Heera field is located 70kms south-west of Mumbai city and 140 kms south-east of Mumbai High at an average water depth of about 50m. The field was put on production in November '84. The oil production is mainly from Bassein, Mukta (carbonates) and Panna (basal clastics) formations. The general dip of the field is towards west. The field produced under depletion drive for about six years till Sept. 90. By this time the reservoir pressure dropped to 1300psi from 2150psi and the field experienced sharp decline in production. Water flooding in Bassein formation started in September '90. The production stabilized for some time and then again started declining with a sharp rise in water cut. Current average oil rate from the field is 55,892 bopd with water cut of 56% and GOR 145 v/v through 152 producing strings. The average water injection is 1,36,800 bwpd.
The present study aims to identify injection water breakthrough patterns in the producers of Bassein formation of Heera field.
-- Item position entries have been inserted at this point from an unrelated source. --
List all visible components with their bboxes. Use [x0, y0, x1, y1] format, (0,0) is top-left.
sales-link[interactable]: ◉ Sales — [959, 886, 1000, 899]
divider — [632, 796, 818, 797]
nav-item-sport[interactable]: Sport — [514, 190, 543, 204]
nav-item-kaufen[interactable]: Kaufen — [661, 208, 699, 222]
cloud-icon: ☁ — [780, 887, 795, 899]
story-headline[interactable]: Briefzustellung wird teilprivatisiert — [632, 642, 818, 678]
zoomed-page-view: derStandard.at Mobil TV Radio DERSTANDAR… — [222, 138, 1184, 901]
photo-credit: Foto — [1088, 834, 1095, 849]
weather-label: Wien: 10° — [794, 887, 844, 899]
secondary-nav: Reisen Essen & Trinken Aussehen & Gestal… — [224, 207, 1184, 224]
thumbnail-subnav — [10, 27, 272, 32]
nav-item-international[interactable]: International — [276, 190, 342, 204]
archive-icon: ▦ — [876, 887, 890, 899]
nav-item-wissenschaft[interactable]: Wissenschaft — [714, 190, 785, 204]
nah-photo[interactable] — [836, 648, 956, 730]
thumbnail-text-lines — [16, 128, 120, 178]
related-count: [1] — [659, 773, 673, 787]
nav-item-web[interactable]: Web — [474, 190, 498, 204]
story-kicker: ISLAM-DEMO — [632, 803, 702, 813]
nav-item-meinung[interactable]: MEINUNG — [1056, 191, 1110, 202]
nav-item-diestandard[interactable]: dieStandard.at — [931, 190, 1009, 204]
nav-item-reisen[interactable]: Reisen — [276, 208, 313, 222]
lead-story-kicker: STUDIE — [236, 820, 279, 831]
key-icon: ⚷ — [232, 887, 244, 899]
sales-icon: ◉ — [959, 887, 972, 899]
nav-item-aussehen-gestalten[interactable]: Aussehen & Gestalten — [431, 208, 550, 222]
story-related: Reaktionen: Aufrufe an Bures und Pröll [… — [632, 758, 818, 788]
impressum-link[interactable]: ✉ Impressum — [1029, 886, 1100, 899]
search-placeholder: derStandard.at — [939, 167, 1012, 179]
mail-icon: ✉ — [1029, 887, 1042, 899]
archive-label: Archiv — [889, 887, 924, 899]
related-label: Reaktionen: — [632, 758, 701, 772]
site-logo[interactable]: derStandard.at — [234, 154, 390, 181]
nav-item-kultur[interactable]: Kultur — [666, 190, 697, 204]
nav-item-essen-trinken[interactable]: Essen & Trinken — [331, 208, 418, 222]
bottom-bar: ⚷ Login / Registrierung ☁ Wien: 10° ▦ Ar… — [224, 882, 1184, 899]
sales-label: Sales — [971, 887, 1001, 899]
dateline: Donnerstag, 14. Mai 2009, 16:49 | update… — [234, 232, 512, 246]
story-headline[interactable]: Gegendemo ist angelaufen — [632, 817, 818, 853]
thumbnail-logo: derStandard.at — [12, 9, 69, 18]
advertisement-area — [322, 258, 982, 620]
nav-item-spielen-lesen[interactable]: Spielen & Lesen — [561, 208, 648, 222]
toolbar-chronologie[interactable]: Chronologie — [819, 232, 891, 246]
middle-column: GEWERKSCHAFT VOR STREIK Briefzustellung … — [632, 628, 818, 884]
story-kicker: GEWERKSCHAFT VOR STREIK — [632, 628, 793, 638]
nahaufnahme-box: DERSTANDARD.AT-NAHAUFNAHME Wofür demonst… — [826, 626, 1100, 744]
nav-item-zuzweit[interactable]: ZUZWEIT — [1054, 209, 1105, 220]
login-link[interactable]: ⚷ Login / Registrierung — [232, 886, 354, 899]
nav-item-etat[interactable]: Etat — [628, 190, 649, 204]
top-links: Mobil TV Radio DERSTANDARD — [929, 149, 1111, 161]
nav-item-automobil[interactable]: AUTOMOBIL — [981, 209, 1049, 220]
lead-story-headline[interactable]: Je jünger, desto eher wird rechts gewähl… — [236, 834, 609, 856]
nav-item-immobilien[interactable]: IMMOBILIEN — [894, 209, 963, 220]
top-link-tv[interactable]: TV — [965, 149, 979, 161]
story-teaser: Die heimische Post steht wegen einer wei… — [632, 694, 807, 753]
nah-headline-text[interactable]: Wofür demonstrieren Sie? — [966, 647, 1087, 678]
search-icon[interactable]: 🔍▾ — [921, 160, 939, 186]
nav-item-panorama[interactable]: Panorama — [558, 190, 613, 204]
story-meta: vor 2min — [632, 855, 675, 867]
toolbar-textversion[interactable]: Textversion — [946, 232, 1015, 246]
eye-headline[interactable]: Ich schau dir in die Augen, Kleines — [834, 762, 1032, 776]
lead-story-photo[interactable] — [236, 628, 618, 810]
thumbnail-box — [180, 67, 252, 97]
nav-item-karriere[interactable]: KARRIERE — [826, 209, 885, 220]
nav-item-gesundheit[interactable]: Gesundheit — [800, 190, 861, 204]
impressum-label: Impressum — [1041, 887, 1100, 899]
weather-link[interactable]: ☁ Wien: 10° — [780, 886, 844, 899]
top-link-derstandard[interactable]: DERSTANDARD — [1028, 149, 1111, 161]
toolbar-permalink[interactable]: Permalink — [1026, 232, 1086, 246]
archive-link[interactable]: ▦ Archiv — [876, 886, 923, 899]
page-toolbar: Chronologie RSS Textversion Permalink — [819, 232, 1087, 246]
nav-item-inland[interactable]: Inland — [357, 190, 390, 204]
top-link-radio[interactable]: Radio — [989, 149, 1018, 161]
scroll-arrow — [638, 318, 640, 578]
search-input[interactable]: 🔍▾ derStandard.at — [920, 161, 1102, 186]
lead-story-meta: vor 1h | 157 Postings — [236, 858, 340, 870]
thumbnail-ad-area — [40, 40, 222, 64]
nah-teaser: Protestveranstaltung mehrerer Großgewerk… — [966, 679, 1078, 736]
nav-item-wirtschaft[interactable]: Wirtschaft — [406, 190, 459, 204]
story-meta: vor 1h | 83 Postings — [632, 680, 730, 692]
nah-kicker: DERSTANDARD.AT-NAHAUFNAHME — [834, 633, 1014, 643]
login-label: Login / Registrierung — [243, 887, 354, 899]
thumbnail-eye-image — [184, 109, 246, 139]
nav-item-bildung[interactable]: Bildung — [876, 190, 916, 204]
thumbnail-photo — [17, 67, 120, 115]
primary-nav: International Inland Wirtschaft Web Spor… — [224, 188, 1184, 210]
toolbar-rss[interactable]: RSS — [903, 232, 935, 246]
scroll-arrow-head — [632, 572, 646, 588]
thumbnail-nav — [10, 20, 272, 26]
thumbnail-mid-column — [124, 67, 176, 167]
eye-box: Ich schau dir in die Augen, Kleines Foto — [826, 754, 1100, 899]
The study area is the upper part of mid- Heera field comprising of wells of platforms HD, HQ, HR and HA. The sudden rise in high water content could be due to the breakthrough of injection water in to the producers. Spider diagrams and contour maps were used to interpret the injection water breakthrough patterns in the study area.
Areal distribution pattern as indicated by contour maps of different ions in the study area suggest that there is more influx of injection water in the wells lying on the rising flank of the basin. In the down dip effect of injection water is less. Wells of HA and HD lying on the eastern side are more affected by influx of injection water than wells of platform HR and HQ.
Continuous withdrawal of hydrocarbon from reservoirs over the years normally results into a decline in the oil production rate with concomitant increase in water cut. Same phenomenon has been observed in the Mumbai High fields. To sustain oil production water injection is normally resorted to for pressure maintenance/reservoir drive. High water cut is one of the reasons for decline in oil production in the fields. Heera field is also experiencing rise in water cut after the start of injection. It is important to know if the rise in water cut is due to injection water breakthrough or some other factors. This is also crucial to know so that necessary steps could be taken to maintain better reservoir health. The study is intended to identify the wells where increase in water cut could be attributed to injection water breakthrough.
Natural tracers are ionic species naturally present both in the formation water and injection water. Prerequisite for a species to be used as natural tracer is the vast difference in the concentration of some of the ions in both the waters. Natural tracer technique 1-3 of identification of the breakthrough involves comparison of the concentration of different ions in the produced water and original formation water (OFW) and Injection /sea water (IW) with respect to the natural tracers like: sulphate, magnesium, strontium, & bicarbonate ions. The concentration of sulphate, magnesium ions and salinity value of IW are more than that of original formation water while the strontium and bicarbonate concentrations of IW are much less than that of OFW. An increase in sulphate and magnesium concentrations combined with a decrease in strontium & and bicarbonate ions concentration indicates the influx of injection sea water into the producers. The results of water analysis of injection and produced water is plotted in spider diagrams and contour maps to understand the extent of influx of injection water in the well as well as the pattern of injection water influx in the study area.